By Erasmus Kamugisha (Wikimedia Commons)

Mount Kilimanjaro is a huge mystery. Even though it lies very close to the equator, it is covered with ice. No special training or skills are explicitly required to climb this incredible giant. In fact, people of all age groups and fitness levels have successfully reached the summit! Despite this, climbing Mount Kilimanjaro is no walk in the park, and there are several things to consider before starting the climb.




Perhaps the most important part of climbing this mountain is to choose a knowledgeable and experienced guide. There are hundreds of tour operators to choose from, but picking one with clear safety guidelines will help you feel more at ease. Mount Kilimanjaro has seven routes to the top, and not all routes are created equal. Keep in mind your fitness level, endurance, and time when selecting the route to embark on. The longer you can stay on the mountain, the better chance you have at acclimatizing to the high altitude, and the more comfortable your journey will be. It is very important to tell your guide if you are not feeling well or think you are experiencing altitude sickness. Common signs include headaches, dizziness, fatigue, and loss of appetite. Drinking plenty of water is one way to reduce the risk of altitude sickness. 

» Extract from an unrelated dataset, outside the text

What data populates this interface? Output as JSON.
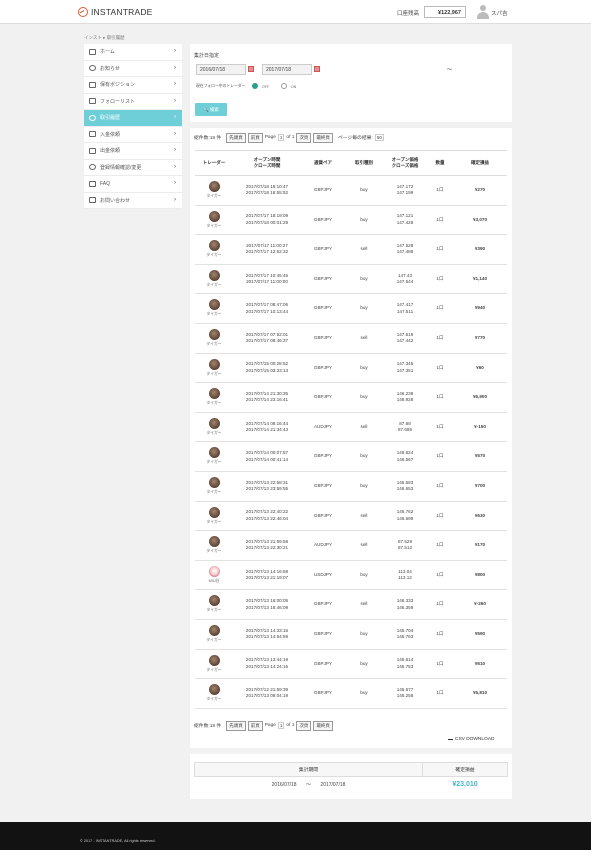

By Erasmus Kamugisha (Wikimedia Commons)

Experts caution against climbing during the rainy season – the end of March to early June – whenever possible. Your tour operator will provide a list of gear that is needed for the climb. Typical equipment includes clothes for all climates, water bottles, and reliable trekking shoes. Most of your gear will be carried by porters, who are usually from local communities around the mountain. Finding an operator that advocates for responsible travel and pays the porters well is very important. After all, they are making your job easier by carrying the bulk of your weight. Some people prefer to train months in advance in preparation for the hike, and others opt to prepare mentally. Climbing Mount Kilimanjaro is just as much of a mental challenge as it is a physical one. 



When you finally reach the summit and take in the incredible views, all of the trip preparation and climbing will have been worth it. After completing your descent, treat yourself to a few days of relaxation by the beach – you have definitely earned it!